Tuesday, May 11, 2010

Code-Switching on Staten Island

Sometimes they just hang up on her.

When Princess Gaye, a 16-year-old Liberian refugee, goes job hunting over the phone prospective employers sometimes simply hang up the phone after hearing her thick Liberian accent.

It happens so often that Princess has learned to mask her native dialect, almost comically.

She overcompensates by using valley girl-esque mallrat speech, peppered with the words such as "like" and "ya'know."

Apparently this practice, or variations of it, is a common action known as code-switching.

"Code-switching is not a new phenomenon," said Bonnie Urciuoli, Professor of Anthropology at Hamilton College. "It appears to have always have been a normal phenomenon in immigrant language communities."

But how does code-switching (the process of using multiple languages or mixing languages when speaking) apply to a place like New York City, where ethnicities and accents run the gamut in one of the most linguistically diverse places on the planet.

Even in Staten Island, the Park Hill neighborhood is home to a Liberian diaspora that number around six to eight thousand, according to local organizers.

The refugees escaped the war torn country in the '90s and have settled in the public housing projects of Park Hill and Stapleton.

The speak English, but the dialect is incomprehensible to native New Yorkers.

And still, neighboring communities of Staten Island have seen an influx of Spanish-speaking immigrants as well.

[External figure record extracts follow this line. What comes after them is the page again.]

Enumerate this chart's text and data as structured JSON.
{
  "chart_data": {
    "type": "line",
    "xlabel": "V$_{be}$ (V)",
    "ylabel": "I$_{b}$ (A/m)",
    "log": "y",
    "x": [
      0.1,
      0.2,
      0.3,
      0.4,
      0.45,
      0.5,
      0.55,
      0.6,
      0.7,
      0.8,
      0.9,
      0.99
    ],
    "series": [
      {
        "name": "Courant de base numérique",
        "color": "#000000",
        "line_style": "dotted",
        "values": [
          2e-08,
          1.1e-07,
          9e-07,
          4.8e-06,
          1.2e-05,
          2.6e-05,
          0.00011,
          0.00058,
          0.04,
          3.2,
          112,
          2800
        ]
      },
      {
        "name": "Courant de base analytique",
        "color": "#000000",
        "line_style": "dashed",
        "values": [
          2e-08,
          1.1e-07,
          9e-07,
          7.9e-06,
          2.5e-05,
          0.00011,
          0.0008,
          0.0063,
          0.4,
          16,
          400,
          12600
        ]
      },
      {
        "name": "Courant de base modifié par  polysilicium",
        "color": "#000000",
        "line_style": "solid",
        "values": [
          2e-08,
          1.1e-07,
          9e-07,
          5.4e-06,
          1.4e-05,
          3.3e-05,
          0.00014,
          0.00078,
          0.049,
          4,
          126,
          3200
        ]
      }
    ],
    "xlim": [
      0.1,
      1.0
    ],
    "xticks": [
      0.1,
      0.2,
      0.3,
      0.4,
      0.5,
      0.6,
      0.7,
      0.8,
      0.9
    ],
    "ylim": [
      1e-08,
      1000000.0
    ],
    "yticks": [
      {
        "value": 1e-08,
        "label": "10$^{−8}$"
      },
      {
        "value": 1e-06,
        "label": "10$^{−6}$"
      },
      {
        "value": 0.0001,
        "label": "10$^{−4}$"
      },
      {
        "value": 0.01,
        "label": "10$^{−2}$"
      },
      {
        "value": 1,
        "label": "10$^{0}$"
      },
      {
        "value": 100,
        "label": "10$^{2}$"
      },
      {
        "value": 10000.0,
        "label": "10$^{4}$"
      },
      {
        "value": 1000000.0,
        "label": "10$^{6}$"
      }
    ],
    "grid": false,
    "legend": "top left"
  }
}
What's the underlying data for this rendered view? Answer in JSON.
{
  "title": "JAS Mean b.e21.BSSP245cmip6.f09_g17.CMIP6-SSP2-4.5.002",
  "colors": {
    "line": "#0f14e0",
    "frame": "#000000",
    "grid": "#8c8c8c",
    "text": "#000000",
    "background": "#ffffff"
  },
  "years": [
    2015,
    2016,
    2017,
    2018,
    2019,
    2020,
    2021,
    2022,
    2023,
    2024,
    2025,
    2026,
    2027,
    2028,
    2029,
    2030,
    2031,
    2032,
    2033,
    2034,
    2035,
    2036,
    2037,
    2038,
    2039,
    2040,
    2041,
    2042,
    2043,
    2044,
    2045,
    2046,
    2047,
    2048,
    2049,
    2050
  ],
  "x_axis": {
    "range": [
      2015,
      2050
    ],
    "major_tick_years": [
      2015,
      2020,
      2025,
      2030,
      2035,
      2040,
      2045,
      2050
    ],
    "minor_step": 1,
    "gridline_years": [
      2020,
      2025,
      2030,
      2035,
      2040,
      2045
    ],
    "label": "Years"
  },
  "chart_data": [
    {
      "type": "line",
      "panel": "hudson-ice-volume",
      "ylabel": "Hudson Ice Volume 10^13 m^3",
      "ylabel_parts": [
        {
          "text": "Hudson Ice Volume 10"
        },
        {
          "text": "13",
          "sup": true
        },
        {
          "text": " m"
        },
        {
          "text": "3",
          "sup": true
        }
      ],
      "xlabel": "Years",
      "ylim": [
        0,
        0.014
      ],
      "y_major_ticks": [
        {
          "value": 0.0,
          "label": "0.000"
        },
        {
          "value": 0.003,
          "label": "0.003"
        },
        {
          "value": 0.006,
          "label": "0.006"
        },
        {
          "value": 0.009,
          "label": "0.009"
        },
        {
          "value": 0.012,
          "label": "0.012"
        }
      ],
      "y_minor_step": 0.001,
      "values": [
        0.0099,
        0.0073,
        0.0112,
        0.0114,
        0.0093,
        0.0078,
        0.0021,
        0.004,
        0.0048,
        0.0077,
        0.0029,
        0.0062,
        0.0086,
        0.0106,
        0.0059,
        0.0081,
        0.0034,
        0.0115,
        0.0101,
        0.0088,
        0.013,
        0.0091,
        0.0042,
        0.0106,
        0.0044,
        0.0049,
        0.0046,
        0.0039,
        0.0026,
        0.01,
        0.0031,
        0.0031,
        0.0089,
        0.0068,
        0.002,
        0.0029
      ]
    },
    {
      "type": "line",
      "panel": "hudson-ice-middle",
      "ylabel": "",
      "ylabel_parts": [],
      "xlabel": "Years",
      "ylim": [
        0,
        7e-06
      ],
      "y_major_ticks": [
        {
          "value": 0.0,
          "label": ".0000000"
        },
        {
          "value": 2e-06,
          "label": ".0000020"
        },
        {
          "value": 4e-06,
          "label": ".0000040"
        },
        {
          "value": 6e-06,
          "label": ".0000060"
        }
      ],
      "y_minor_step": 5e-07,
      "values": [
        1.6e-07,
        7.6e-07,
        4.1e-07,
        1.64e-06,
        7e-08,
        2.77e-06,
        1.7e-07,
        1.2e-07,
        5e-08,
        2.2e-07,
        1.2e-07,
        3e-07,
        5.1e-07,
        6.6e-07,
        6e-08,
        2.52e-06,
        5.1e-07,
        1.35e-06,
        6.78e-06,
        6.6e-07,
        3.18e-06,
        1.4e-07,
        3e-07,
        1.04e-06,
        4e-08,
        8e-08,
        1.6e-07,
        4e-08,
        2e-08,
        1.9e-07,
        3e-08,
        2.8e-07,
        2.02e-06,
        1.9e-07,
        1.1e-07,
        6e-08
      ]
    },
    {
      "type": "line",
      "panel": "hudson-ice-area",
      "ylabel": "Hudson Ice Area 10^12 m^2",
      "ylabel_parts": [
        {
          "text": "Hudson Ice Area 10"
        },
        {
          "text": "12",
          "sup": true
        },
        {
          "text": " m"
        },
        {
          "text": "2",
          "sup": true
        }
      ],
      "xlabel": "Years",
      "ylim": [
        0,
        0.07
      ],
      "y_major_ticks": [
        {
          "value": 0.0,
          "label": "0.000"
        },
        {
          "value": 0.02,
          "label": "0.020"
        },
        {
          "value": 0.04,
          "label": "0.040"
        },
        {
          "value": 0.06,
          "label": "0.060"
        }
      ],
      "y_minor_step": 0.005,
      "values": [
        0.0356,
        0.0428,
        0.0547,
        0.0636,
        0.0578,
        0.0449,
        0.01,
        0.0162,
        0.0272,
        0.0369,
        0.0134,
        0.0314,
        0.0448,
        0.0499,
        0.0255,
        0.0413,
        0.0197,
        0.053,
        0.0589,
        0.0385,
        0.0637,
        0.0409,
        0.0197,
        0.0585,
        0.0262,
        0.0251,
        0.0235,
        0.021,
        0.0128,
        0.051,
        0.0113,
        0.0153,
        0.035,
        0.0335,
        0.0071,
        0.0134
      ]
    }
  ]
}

The area of Port Richmond has 15,000 Mexican immigrants, according to a 2008 study by the New York City Department of Health.

These families have made a neighborhoods like Port Richmond vibrant Spanish speaking communities.

But what happens when these languages and accents collide in places like the classroom?

"It's very difficult," said Sara Signorelli, an art teacher at P.S. 16 in the St. George area of Staten Island.

"The Mexican kids speak little English. The Liberians speak English but sometimes I can't understand them," she said.

Signorelli, and other teachers, tell their students to use an "inside voice" or a "classroom voice" in an attempt to foster a common speech in the classroom starting from kindergarten.

Professor Urciuoli said that young children are most adept at code-switching.

"In most switching situations, those who switch most fluently are those who grow up doing it," Urciuoli said. "Anyone of any age may be a code-switcher, though since it is most fluently learned from childhood."

Princess was still a child when she came to Staten Island, along with her cousin Amanda Gaye, in 2002 to live with her grandmother.

Princess said that some of the elder Liberian refugees have not learned how to code-switch.

"She can't talk on the phone," Princess said about her grandmother. "So she gives us the phone and tells us what to say."

Princess' cousin, Amanda is also adept at code switching. Amanda is six months pregnant and is wary of the language difficulties that may face her child.

"I don't want my baby to stay with my grandmother," Amanda said. "I don't want her to speak like I do."